Spike in Mycoplasma Pneumonia Cases at Fort Worth’s Cook Children’s Medical Center

Cook Children’s Medical Center in Fort Worth is experiencing a significant increase in mycoplasma pneumonia cases. Last week, 80 out of about 400 patients tested positive for this bacterial infection, compared to zero cases during the same week last year, According to Reported by Fox4 News.

Mycoplasma pneumonia can be particularly severe for children with pre-existing conditions. The medical community at Cook Children’s is urging North Texas parents and childcare providers to be vigilant, referring to the situation as a “mini epidemic.”

“Usually, we see it most commonly in children under six. This season, we are seeing it in every age group,” said Dr. Stephanie Felton of Cook Children’s Health. “We’re seeing it in adolescents and even in very small infants.”

Dr. Nicholas Rister from Cook Children’s Health noted that elevated rates often lead to more severe cases and unique side effects associated with mycoplasma. Symptoms resemble those of the common cold but can be more severe in children with conditions like asthma, causing prolonged coughing, fever, pink eye, or a rash in the mouth or on the skin with large blisters. as reported by Yahoo.
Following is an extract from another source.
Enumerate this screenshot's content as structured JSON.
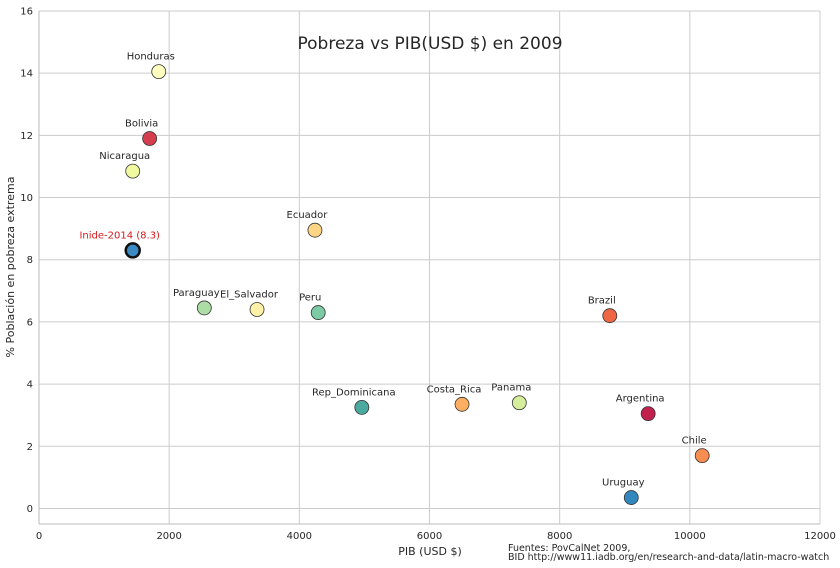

“If you look in the back of the mouth of your kids, you might see little vesicles or bumps in the back of the throat,” Dr. Felton explained. “That can be very painful when they are drinking or eating, which might indicate mycoplasma.”

Though mycoplasma pneumonia is treatable, it is notoriously difficult to detect and can cause “walking pneumonia.” Dr. Felton mentioned that it spreads through respiratory droplets, especially during summer activities like camps, playgrounds, and pool parties.

“For most people, it’s self-limiting, and they get better. But for some, a small 10% or so, it can get more severe, and hospitalization may be needed,” said Dr. Rister. “Symptoms include a cough, shortness of breath, and fever. If severe, you might need hospital care for IV antibiotics or breathing support.”

Cook Children’s reported a 20% positivity rate last week, with 80 out of 398 patients testing positive. This is a stark contrast to the zero cases reported during the same period last year.

“I think the biggest thing is when you are worried about your child, please seek medical care,” urged Dr. Felton. “Call your pediatrician or visit urgent care centers if your pediatrician is unavailable.”

Doctors advise parents to seek medical attention if their child has a fever for more than five days or experiences difficulty breathing.